Original array: 64 34 25 12 22 11 90 
Sorted array (ascending): 11 12 22 25 34 64 90

Stepwise explanation:

1. Include Header: The iostream header is included to enable standard input and output operations, such as printing to the console.
2. Array Initialization: An integer array arr is declared and initialized with unsorted values. The n variable calculates the total number of elements in the array.
3. Original Array Output: A for loop iterates through the array and prints its elements, showing the unsorted state.
4. Outer Loop (Passes): The first for loop runs n-1 times. Each iteration of this loop represents a "pass" through the array.
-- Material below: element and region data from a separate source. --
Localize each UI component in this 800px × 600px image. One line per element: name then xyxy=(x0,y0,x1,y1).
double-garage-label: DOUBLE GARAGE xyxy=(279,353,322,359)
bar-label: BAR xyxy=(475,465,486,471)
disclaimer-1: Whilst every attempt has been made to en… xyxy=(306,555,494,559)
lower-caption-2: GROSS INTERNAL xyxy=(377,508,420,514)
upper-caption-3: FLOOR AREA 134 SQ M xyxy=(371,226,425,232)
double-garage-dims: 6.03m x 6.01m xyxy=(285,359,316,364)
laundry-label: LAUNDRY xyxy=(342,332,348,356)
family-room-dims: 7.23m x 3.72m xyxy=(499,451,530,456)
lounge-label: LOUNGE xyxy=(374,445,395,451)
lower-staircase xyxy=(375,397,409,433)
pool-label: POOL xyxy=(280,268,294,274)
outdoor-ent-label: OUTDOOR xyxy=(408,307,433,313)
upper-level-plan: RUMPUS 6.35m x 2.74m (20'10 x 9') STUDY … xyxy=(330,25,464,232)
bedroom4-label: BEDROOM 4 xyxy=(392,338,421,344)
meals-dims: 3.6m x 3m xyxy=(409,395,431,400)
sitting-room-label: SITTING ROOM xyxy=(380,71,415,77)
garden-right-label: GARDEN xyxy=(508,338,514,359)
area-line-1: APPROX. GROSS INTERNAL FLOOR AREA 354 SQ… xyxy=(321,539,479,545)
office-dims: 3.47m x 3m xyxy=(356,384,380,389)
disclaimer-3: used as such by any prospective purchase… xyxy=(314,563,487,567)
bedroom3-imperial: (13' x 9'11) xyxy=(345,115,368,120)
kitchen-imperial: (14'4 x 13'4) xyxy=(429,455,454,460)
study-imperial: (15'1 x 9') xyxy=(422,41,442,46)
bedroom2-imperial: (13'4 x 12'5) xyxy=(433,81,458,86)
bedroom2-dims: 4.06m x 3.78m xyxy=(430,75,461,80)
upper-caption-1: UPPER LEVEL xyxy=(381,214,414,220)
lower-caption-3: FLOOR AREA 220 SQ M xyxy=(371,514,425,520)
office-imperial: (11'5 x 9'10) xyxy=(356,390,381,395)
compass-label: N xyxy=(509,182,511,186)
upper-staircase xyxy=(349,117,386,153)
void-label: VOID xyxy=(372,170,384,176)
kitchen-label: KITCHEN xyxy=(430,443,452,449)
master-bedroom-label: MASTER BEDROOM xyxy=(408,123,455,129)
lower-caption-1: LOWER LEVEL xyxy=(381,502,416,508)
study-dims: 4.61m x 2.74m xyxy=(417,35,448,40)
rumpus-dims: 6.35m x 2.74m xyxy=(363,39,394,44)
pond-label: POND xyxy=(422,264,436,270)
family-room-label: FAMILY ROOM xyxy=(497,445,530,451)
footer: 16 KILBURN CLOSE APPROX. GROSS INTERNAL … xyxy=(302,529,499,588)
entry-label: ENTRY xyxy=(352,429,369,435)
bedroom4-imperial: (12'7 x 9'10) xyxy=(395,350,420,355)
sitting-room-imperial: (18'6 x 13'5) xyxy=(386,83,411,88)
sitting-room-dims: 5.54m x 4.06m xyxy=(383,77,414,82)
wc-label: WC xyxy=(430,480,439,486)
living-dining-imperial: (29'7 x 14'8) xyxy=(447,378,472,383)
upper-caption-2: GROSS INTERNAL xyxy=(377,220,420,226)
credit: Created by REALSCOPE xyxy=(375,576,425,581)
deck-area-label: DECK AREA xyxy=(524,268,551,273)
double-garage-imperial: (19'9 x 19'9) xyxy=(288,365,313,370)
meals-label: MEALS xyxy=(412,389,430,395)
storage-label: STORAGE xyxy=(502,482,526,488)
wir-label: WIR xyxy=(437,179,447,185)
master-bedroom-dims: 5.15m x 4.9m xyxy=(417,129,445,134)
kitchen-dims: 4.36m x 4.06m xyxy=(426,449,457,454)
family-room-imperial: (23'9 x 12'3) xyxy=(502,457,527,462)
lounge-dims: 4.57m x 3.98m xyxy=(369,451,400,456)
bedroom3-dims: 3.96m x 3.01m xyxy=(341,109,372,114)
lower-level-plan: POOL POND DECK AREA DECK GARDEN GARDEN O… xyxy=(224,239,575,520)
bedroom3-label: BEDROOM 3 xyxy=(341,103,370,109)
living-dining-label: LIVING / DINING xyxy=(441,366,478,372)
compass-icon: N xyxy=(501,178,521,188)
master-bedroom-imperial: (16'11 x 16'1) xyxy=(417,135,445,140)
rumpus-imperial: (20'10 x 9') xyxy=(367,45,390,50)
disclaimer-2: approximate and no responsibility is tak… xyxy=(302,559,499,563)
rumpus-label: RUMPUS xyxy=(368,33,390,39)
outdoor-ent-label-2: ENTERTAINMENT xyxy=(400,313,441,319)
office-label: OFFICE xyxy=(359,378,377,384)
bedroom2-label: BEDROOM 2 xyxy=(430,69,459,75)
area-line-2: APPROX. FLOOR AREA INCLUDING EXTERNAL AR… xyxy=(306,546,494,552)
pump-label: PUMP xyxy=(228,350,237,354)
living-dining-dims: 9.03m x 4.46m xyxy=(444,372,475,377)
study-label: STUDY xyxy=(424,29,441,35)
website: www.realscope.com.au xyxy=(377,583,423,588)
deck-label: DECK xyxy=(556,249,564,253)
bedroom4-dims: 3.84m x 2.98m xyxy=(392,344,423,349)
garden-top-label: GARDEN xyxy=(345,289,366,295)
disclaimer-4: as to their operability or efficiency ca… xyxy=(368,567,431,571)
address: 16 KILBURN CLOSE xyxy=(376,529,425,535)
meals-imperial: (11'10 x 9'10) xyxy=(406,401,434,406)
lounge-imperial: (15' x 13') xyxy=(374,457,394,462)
In each pass, at least one element "bubbles up" to its correct sorted position.
5. Inner Loop (Comparisons and Swaps): The second, nested for loop iterates through the unsorted portion of the array.

• It compares adjacent elements (arr[j] and arr[j+1]).
• If arr[j] is greater than arr[j+1], their values are swapped. This is done using a temporary variable temp to hold one value while the swap occurs.
• The n - i - 1 in the inner loop's condition ensures that comparisons stop at the last unsorted element, as elements at the end become sorted with each outer pass.

1. Sorted Array Output: After the nested loops complete, the array arr will be fully sorted in ascending order. Another for loop prints the elements of the now-sorted array.
2. Return 0: The main function returns 0 to signify successful program execution.

Conclusion

Implementing Bubble Sort without using separate functions is straightforward, particularly for understanding its core logic. By nesting two for loops and performing conditional swaps within main, we can effectively sort an array. This approach highlights the algorithm's simplicity and direct application of array and loop fundamentals.

Summary

• Bubble Sort sorts an array by repeatedly stepping through the list, comparing adjacent elements and swapping them if they are in the wrong order.
• The implementation involves nested for loops: an outer loop for passes and an inner loop for comparisons and swaps.
• A temporary variable is crucial for correctly swapping elements.
• While simple to understand and implement, Bubble Sort is generally inefficient for large datasets.